To the south of Isla Grande and to the west of Quellón lies Parque Tantauco (parquetantauco.cl), Chiloé’s largest natural attraction with nearly 1200 square kilometres of unspoiled wilderness, making it at least double the size of Parque Nacional Chiloé. The park, funded by the Fundación Futuro, is the brainchild of Sebastián Piñera, a Harvard-educated politician, self-made man and billionaire owner of LANChile, not to mention the current president of Chile.

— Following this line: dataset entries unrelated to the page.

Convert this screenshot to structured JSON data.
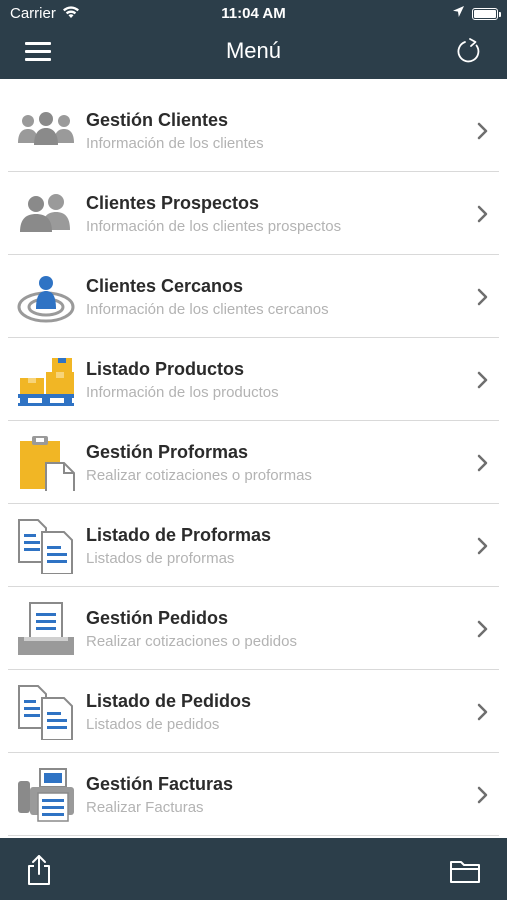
{
  "status_bar": {
    "carrier": "Carrier",
    "time": "11:04 AM",
    "wifi_icon": "wifi-icon",
    "location_icon": "location-arrow-icon",
    "battery_icon": "battery-icon"
  },
  "header": {
    "title": "Menú",
    "menu_icon": "hamburger-icon",
    "refresh_icon": "refresh-icon"
  },
  "menu": {
    "items": [
      {
        "title": "Gestión Clientes",
        "subtitle": "Información de los clientes",
        "icon": "group-users-icon"
      },
      {
        "title": "Clientes Prospectos",
        "subtitle": "Información de los clientes prospectos",
        "icon": "two-users-icon"
      },
      {
        "title": "Clientes Cercanos",
        "subtitle": "Información de los clientes cercanos",
        "icon": "nearby-user-icon"
      },
      {
        "title": "Listado Productos",
        "subtitle": "Información de los productos",
        "icon": "boxes-pallet-icon"
      },
      {
        "title": "Gestión Proformas",
        "subtitle": "Realizar cotizaciones o proformas",
        "icon": "clipboard-document-icon"
      },
      {
        "title": "Listado de Proformas",
        "subtitle": "Listados de proformas",
        "icon": "documents-list-icon"
      },
      {
        "title": "Gestión Pedidos",
        "subtitle": "Realizar cotizaciones o pedidos",
        "icon": "document-tray-icon"
      },
      {
        "title": "Listado de Pedidos",
        "subtitle": "Listados de pedidos",
        "icon": "documents-list-icon"
      },
      {
        "title": "Gestión Facturas",
        "subtitle": "Realizar Facturas",
        "icon": "fax-machine-icon"
      }
    ]
  },
  "bottom_bar": {
    "share_icon": "share-icon",
    "folder_icon": "folder-icon"
  },
  "colors": {
    "bar_background": "#2c3e4a",
    "title_text": "#2b2b2b",
    "subtitle_text": "#b3b3b3",
    "icon_gray": "#9a9a9a",
    "icon_blue": "#2f73c4",
    "icon_yellow": "#f1b625"
  }
}
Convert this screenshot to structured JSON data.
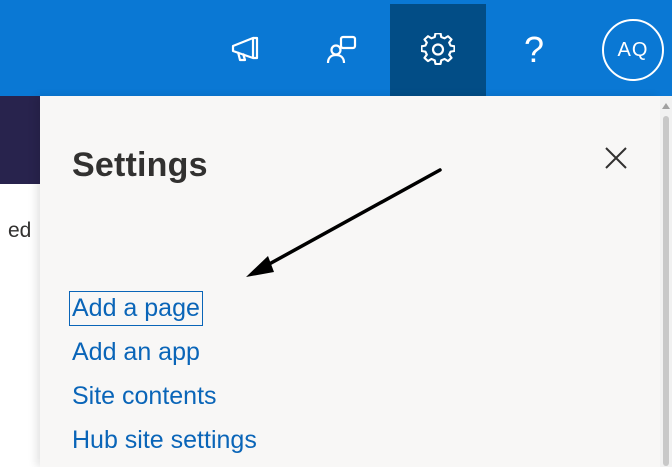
{
  "topbar": {
    "background": "#0a78d4",
    "active_background": "#024d86",
    "buttons": [
      {
        "icon": "megaphone-icon"
      },
      {
        "icon": "chat-feedback-icon"
      },
      {
        "icon": "gear-icon",
        "active": true
      },
      {
        "icon": "help-icon",
        "glyph": "?"
      }
    ],
    "avatar_initials": "AQ"
  },
  "page": {
    "fragment_text": "ed"
  },
  "settings_panel": {
    "title": "Settings",
    "close_icon": "close-icon",
    "links": [
      {
        "label": "Add a page",
        "focused": true
      },
      {
        "label": "Add an app"
      },
      {
        "label": "Site contents"
      },
      {
        "label": "Hub site settings"
      }
    ]
  },
  "colors": {
    "link": "#0a65b8",
    "panel_bg": "#f8f7f6",
    "site_header": "#28234d",
    "text": "#323130"
  }
}
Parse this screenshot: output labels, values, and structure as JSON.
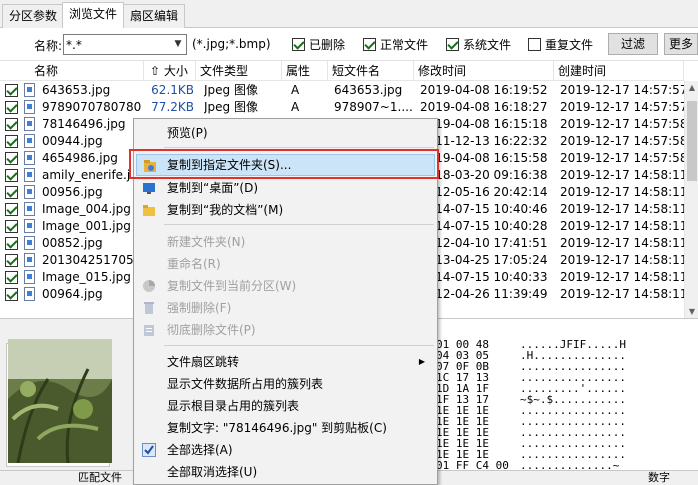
{
  "tabs": [
    "分区参数",
    "浏览文件",
    "扇区编辑"
  ],
  "filter": {
    "label": "名称:",
    "value": "*.*",
    "ext_hint": "(*.jpg;*.bmp)",
    "checkboxes": [
      {
        "label": "已删除",
        "checked": true
      },
      {
        "label": "正常文件",
        "checked": true
      },
      {
        "label": "系统文件",
        "checked": true
      },
      {
        "label": "重复文件",
        "checked": false
      }
    ],
    "filter_button": "过滤",
    "more_button": "更多"
  },
  "columns": [
    "名称",
    "大小",
    "文件类型",
    "属性",
    "短文件名",
    "修改时间",
    "创建时间"
  ],
  "rows": [
    {
      "name": "643653.jpg",
      "size": "62.1KB",
      "type": "Jpeg 图像",
      "attr": "A",
      "short": "643653.jpg",
      "mtime": "2019-04-08 16:19:52",
      "ctime": "2019-12-17 14:57:57"
    },
    {
      "name": "9789070780780.j...",
      "size": "77.2KB",
      "type": "Jpeg 图像",
      "attr": "A",
      "short": "978907~1....",
      "mtime": "2019-04-08 16:18:27",
      "ctime": "2019-12-17 14:57:57"
    },
    {
      "name": "78146496.jpg",
      "size": "",
      "type": "",
      "attr": "",
      "short": "",
      "mtime": "2019-04-08 16:15:18",
      "ctime": "2019-12-17 14:57:58"
    },
    {
      "name": "00944.jpg",
      "size": "",
      "type": "",
      "attr": "",
      "short": "",
      "mtime": "2011-12-13 16:22:32",
      "ctime": "2019-12-17 14:57:58"
    },
    {
      "name": "4654986.jpg",
      "size": "",
      "type": "",
      "attr": "",
      "short": "",
      "mtime": "2019-04-08 16:15:58",
      "ctime": "2019-12-17 14:57:58"
    },
    {
      "name": "amily_enerife.j...",
      "size": "",
      "type": "",
      "attr": "",
      "short": "",
      "mtime": "2018-03-20 09:16:38",
      "ctime": "2019-12-17 14:58:11"
    },
    {
      "name": "00956.jpg",
      "size": "",
      "type": "",
      "attr": "",
      "short": "",
      "mtime": "2012-05-16 20:42:14",
      "ctime": "2019-12-17 14:58:11"
    },
    {
      "name": "Image_004.jpg",
      "size": "",
      "type": "",
      "attr": "",
      "short": "",
      "mtime": "2014-07-15 10:40:46",
      "ctime": "2019-12-17 14:58:11"
    },
    {
      "name": "Image_001.jpg",
      "size": "",
      "type": "",
      "attr": "",
      "short": "",
      "mtime": "2014-07-15 10:40:28",
      "ctime": "2019-12-17 14:58:11"
    },
    {
      "name": "00852.jpg",
      "size": "",
      "type": "",
      "attr": "",
      "short": "",
      "mtime": "2012-04-10 17:41:51",
      "ctime": "2019-12-17 14:58:11"
    },
    {
      "name": "201304251705...",
      "size": "",
      "type": "",
      "attr": "",
      "short": "",
      "mtime": "2013-04-25 17:05:24",
      "ctime": "2019-12-17 14:58:11"
    },
    {
      "name": "Image_015.jpg",
      "size": "",
      "type": "",
      "attr": "",
      "short": "",
      "mtime": "2014-07-15 10:40:33",
      "ctime": "2019-12-17 14:58:11"
    },
    {
      "name": "00964.jpg",
      "size": "",
      "type": "",
      "attr": "",
      "short": "",
      "mtime": "2012-04-26 11:39:49",
      "ctime": "2019-12-17 14:58:11"
    }
  ],
  "hex": [
    {
      "hex": "01 00 48",
      "ascii": "......JFIF.....H"
    },
    {
      "hex": "04 03 05",
      "ascii": ".H.............."
    },
    {
      "hex": "07 0F 0B",
      "ascii": "................"
    },
    {
      "hex": "1C 17 13",
      "ascii": "................"
    },
    {
      "hex": "1D 1A 1F",
      "ascii": ".........'......"
    },
    {
      "hex": "1F 13 17",
      "ascii": "~$~.$..........."
    },
    {
      "hex": "1E 1E 1E",
      "ascii": "................"
    },
    {
      "hex": "1E 1E 1E",
      "ascii": "................"
    },
    {
      "hex": "1E 1E 1E",
      "ascii": "................"
    },
    {
      "hex": "1E 1E 1E",
      "ascii": "................"
    },
    {
      "hex": "1E 1E 1E",
      "ascii": "................"
    },
    {
      "hex": "01 FF C4 00",
      "ascii": "..............~"
    }
  ],
  "status": {
    "left": "匹配文件",
    "right": "数字"
  },
  "menu": {
    "preview": "预览(P)",
    "copy_to_folder": "复制到指定文件夹(S)...",
    "copy_to_desktop": "复制到“桌面”(D)",
    "copy_to_documents": "复制到“我的文档”(M)",
    "new_folder": "新建文件夹(N)",
    "rename": "重命名(R)",
    "copy_to_partition": "复制文件到当前分区(W)",
    "force_delete": "强制删除(F)",
    "wipe_delete": "彻底删除文件(P)",
    "jump_sector": "文件扇区跳转",
    "show_clusters": "显示文件数据所占用的簇列表",
    "show_root_clusters": "显示根目录占用的簇列表",
    "copy_text": "复制文字: \"78146496.jpg\" 到剪贴板(C)",
    "select_all": "全部选择(A)",
    "deselect_all": "全部取消选择(U)"
  }
}
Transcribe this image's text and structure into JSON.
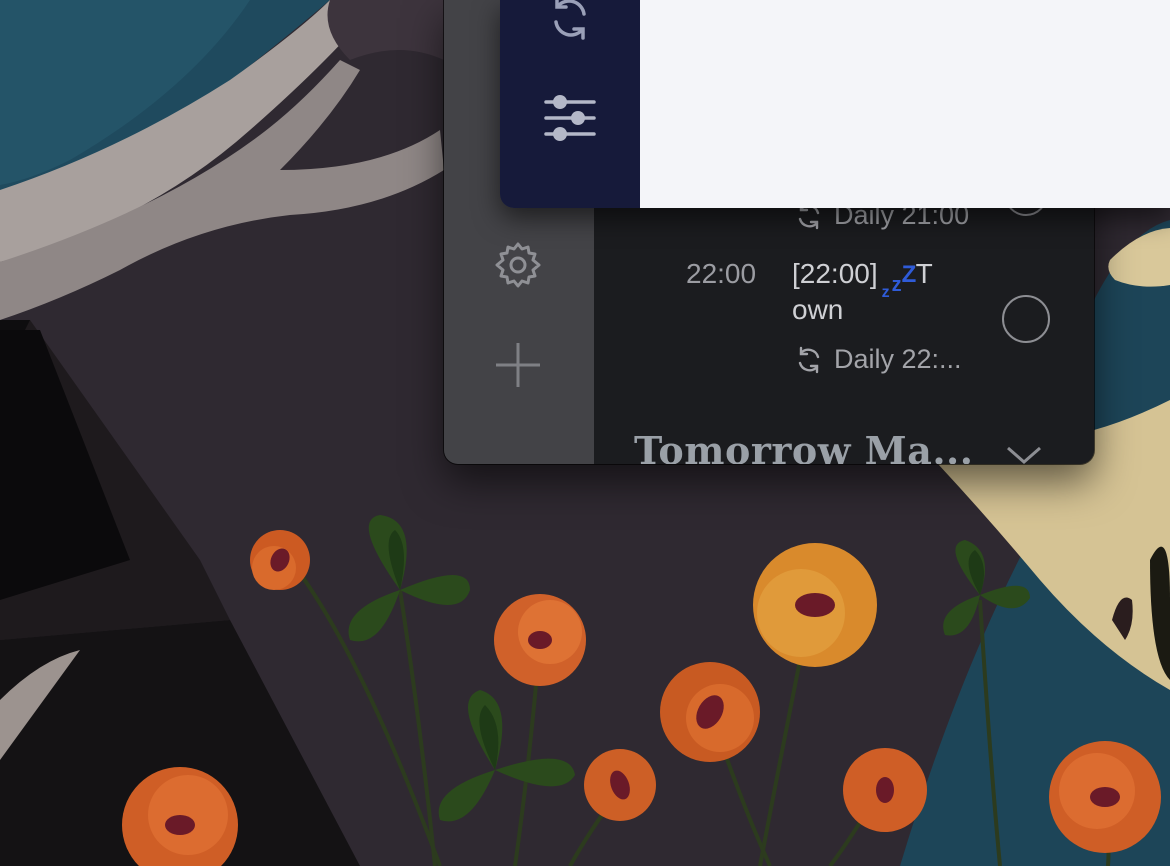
{
  "colors": {
    "accent_snooze": "#2f5bd8",
    "rail": "#434347",
    "content_bg": "#1b1c1f",
    "popup_rail": "#161a3a",
    "popup_bg": "#f4f5f9"
  },
  "popup": {
    "rail_icons": [
      "sync-icon",
      "sliders-icon"
    ]
  },
  "main": {
    "rail_icons": [
      "gear-icon",
      "plus-icon"
    ],
    "partial_row": {
      "repeat_label": "Daily 21:00"
    },
    "row": {
      "time": "22:00",
      "title_line1": "[22:00]",
      "title_line1_suffix": "T",
      "title_line2": "own",
      "snooze_icon": "zzz-icon",
      "repeat_label": "Daily 22:..."
    },
    "section": {
      "title": "Tomorrow Ma...",
      "toggle_icon": "chevron-down-icon"
    }
  }
}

After Douglas Tompkins unveiled Parque Pumalín, Piñera was inspired to start his own conservation project on Isla Grande. The project’s goal is to “protect and conserve vulnerable ecosystems and species, and those at risk of extinction”, as well as to restore a large chunk of the park’s territory that was devastated by a forest fire in the 1940s, by replanting native species in the affected area. The park is located in one of the world’s 25 “biodiversity hotspots”, with unique ecosystems and wildlife habitats, and home to such species as the Chilote fox, the pudú, the huillín (otter) and the blue whale.
Consisting of Zona Sur and Zona Norte, Tantauco boasts 150km of well-signposted hiking trails of varying length and difficulty, encompassing both the coastal areas and Chilote rainfores. These trails are part of a well-designed infrastructure that also includes fully equipped campsites and unmanned basic refugios. Owing to the park’s remoteness, moreover, it’s not overrun by day-trippers in the summer.
Though it’s possible to hike between Zona Norte and Zona Sur, the latter is otherwise only accessible by boat. You must allow four days to a week for the hike, bring all the necessary gear, including waterproof clothing, and inform the park authorities.